Покушение на Ленина вызвало гнев и осуждение миллионов. Низость и коварство этого поступка заставили содрогнуться, пересмотреть свои позиции и многих его противников.
Едет из Петрограда в Москву Горький. Он не встречался с Владимиром Ильичем со времени победы революции, «и даже издали его не видел», как писал сам Алексей Максимович. Еще недавно на страницах «Новой жизни» Горький рассуждал о «деспотизме полуграмотной массы», писал, как велико его подозрение «к русскому человеку у власти», наконец, обвинял Ленина в «безжалостном отношении к жизни народных масс». «Поворот в моих суждениях, — вспоминал Горький, — наступил, когда рабоче-крестьянская масса, как один человек, встала на защиту Ильича после покушения на него…» И в своем очерке «Ленин» Алексей Максимович пишет: «Я пришел к нему, когда он еще плохо владел рукой и едва двигал простреленной шеей».
Просторная комната с роялем — она подле той, где жила Мария Ильинична, — стала называться с тех пор «докторской». В ней поздним вечером 30 августа собрались врачи, они сказали друг другу то, о чем остерегаются говорить родственникам больного: «Жизнь Владимира Ильича на волоске от смерти».

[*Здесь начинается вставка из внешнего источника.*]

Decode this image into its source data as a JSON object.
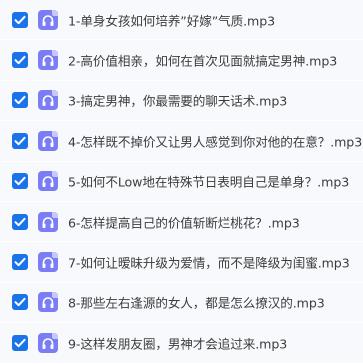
{
  "files": [
    {
      "name": "1-单身女孩如何培养”好嫁”气质.mp3",
      "checked": true,
      "icon": "audio-file-icon"
    },
    {
      "name": "2-高价值相亲，如何在首次见面就搞定男神.mp3",
      "checked": true,
      "icon": "audio-file-icon"
    },
    {
      "name": "3-搞定男神，你最需要的聊天话术.mp3",
      "checked": true,
      "icon": "audio-file-icon"
    },
    {
      "name": "4-怎样既不掉价又让男人感觉到你对他的在意？.mp3",
      "checked": true,
      "icon": "audio-file-icon"
    },
    {
      "name": "5-如何不Low地在特殊节日表明自己是单身？.mp3",
      "checked": true,
      "icon": "audio-file-icon"
    },
    {
      "name": "6-怎样提高自己的价值斩断烂桃花？.mp3",
      "checked": true,
      "icon": "audio-file-icon"
    },
    {
      "name": "7-如何让暧昧升级为爱情，而不是降级为闺蜜.mp3",
      "checked": true,
      "icon": "audio-file-icon"
    },
    {
      "name": "8-那些左右逢源的女人，都是怎么撩汉的.mp3",
      "checked": true,
      "icon": "audio-file-icon"
    },
    {
      "name": "9-这样发朋友圈，男神才会追过来.mp3",
      "checked": true,
      "icon": "audio-file-icon"
    }
  ],
  "colors": {
    "checkbox": "#1a73e8",
    "file_icon": "#7b7df5",
    "row_bg": "#f7f9fc"
  }
}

Н. А. Семашко: «Ранение было исключительно тяжелое. Пуля, пронизавшая грудную клетку, залила ее кровью, порвав крупные сосуды. Пуля, попавшая в шею, прошла настолько близко от жизненно важных сосудов (сонная артерия и вена), что Владимир Ильич первые дни выделял с кашлем мокроту». В. Н. Розанов: «Тяжелое ранение, очень тяжелое, но он сильный».
И начался отсчет времени по новому летосчислению, от 30 августа, — первый день после ранения, второй, третий, четвертый…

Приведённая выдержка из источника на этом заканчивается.